China is home to a quickly-growing middle class, heavily concentrated in cities along the coast. The country generates Royal Caribbean’s highest margin business. The company is going to base its newest vessel— the 4,905-passenger Quantum of the Seas — in Shanghai in May 2015.
“Historically, to the extent that Chinese took vacations, it was to visit family and maybe historical monuments,” Fain says. “The idea of going on a vacation just to relax, like a beach or a cruise, without a purpose, is relatively new.”
Back home, Fain continues to push cruising. Sixty percent of the U.S. population lives within a 300-mile drive of the company’s 14 domestic ports. But only 24 percent of Americans have ever taken a cruise.
Royal Caribbean advertises in the U.S., and it relies on travel agents — who are paid hefty commissions — to steer people to cruises instead of tropical islands, Las Vegas or Walt Disney World.
Then there is the ice skating rink, surfing and other activities.
“The truth is: Most of our guests don’t climb the rock wall. I will admit I have never made it to the top,” Fain says. “But that doesn’t mean it isn’t a wonderful amenity. People get to watch others. I love watching and making fun of my friends trying.”
But none of that works if passengers don’t feel safe.
Royal Caribbean had a fire aboard a ship last year, ending the voyage early. In the first two hours it issued 40 tweets, including one of the damaged area that Fain calls “horrific.”
Fain says the transparency helped the company’s credibility. It’s like an airline pilot giving passengers confidence by explaining maintenance problems.
That shows “whatever the issue is, the pilot knows what it is and the company is doing everything they can to deal with it,” Fain says.

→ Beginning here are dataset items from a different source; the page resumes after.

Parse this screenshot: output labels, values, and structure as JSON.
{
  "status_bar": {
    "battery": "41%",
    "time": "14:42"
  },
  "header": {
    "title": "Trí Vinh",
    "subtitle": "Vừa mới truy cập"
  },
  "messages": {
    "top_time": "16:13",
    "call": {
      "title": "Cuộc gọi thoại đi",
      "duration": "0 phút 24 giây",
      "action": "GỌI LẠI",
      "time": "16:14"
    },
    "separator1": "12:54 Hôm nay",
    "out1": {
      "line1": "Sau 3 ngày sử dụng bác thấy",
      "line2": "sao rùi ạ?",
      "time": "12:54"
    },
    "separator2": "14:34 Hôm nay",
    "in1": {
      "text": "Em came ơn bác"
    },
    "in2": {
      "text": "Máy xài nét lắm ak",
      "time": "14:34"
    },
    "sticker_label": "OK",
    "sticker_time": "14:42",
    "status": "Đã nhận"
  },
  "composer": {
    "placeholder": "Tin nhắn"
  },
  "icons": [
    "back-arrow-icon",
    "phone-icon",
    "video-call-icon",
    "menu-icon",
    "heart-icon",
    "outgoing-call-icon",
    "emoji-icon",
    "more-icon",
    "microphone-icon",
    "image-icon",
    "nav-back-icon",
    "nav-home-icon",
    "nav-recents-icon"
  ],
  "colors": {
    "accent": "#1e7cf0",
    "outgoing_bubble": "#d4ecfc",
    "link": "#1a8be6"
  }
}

Then there are outbreaks of the highly-contagious norovirus, which gives passengers stomach pain, nausea and diarrhea.
“Last year, 23 million Americans got norovirus on land,” he says, “and a few hundred got it on cruise ships.”
At least on a cruise, you know the source of the virus is on the ship. That’s why Royal Caribbean routinely washes elevator buttons, casino chips, ATMs and TV remotes.
“In this case,” Fain says, “obsession is a good thing.”